Save your finished photo. I then loaded it into Word, reversed it (I’m going to use the stencil on the back of the canvas), selected how tall I wanted it to be (about 8.5 inches since it’s a 10inch canvas with 3/4 in border).  I then printed it out!

how to PS finished                  how to in Word

I trimmed my stencil and taped it onto the back of the wooden canvas. I set the neck line just under 4 inches from the front of the frame to ensure the wooden pine board I selected as a background would completely cover the hole. I traced it with a pencil and then traced over the indention left in the wood so I could see it better.

© 2014 Schnegel-stuff.blogspot.com      © 2014 Schnegel-stuff.blogspot.com

This is where it gets complicated and scary. In my mind we had the right tool to just cut this out. But we didn’t. So, before I found what we finally used I easily cut the silhouette down to this with a box cutter. Be careful, the wood splinters very easily. Next my hubby and I used a dremel tool and the box cutter to grind the wood as close to the line as possible and kind of whittle in the details. Good sandpaper took care of the rest.

© 2014 Schnegel-stuff.blogspot.com      © 2014 Schnegel-stuff.blogspot.com

I then gave the final a base coat of white acrylic. A light sanding would definitely help (either before or after the painting). If/when I make my own set (these were a gift) we may either gloss coat them in black or maybe even stain the two wooden surfaces with different wood stains. You could modge podge them, write on them, possibilities are endless.
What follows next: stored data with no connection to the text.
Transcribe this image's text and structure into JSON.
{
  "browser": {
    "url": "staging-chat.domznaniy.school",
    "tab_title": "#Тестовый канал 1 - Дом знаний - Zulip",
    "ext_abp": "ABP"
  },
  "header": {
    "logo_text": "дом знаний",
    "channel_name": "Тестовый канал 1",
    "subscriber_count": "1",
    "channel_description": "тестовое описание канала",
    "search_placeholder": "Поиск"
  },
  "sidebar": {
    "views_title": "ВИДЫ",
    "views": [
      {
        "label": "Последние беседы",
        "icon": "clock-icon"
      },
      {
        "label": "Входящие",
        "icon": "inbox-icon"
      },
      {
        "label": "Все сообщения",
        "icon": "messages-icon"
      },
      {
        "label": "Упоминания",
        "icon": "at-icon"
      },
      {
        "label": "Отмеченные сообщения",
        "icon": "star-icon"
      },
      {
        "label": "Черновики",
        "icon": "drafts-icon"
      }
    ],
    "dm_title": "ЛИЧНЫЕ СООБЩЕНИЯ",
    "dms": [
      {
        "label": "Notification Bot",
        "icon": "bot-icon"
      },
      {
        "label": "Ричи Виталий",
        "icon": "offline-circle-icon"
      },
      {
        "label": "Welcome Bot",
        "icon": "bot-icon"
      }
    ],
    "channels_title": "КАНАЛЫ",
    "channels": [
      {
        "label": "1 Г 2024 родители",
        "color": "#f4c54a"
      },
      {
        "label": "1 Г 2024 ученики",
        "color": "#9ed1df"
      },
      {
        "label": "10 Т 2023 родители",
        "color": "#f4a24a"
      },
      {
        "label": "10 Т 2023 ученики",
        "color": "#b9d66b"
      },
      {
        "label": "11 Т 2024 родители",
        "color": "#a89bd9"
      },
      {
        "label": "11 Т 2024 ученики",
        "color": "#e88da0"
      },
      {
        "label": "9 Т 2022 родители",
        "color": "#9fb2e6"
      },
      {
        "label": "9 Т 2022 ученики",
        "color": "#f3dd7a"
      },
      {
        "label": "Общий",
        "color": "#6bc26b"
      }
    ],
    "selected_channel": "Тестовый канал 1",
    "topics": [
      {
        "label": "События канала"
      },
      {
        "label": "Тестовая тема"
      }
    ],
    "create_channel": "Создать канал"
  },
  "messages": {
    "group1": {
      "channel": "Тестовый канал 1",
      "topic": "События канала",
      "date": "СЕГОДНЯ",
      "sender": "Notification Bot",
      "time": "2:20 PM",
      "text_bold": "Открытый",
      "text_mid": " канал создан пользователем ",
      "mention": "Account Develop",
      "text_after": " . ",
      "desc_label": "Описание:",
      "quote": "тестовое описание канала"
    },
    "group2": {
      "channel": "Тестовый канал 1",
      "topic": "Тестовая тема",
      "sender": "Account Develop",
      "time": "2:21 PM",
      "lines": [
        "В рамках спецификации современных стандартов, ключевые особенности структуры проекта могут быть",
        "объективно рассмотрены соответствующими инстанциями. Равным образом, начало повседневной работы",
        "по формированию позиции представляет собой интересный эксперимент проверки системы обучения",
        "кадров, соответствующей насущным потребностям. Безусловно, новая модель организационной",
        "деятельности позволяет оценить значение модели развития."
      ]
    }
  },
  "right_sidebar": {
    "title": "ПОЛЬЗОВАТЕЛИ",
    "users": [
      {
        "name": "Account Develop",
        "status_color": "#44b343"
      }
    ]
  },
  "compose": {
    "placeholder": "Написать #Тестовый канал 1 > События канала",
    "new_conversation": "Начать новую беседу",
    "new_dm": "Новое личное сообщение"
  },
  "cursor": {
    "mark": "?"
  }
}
© 2014 Schnegel-stuff.blogspot.com      © 2014 Schnegel-stuff.blogspot.com

I set the pine board behind it and it will eventually be painted black for this project but there are many options here. You could cover it in fabric, modge podge on some writing or photos, or leave it out entirely. The wall color would show from behind and a light could even be placed inside to accentuate the silhouette.

© 2014 Schnegel-stuff.blogspot.com     © 2014 Schnegel-stuff.blogspot.com

With my hubbies help (and amazing woodworking skills in the face of bad tools) we were able to make 4 of these in only a few hours.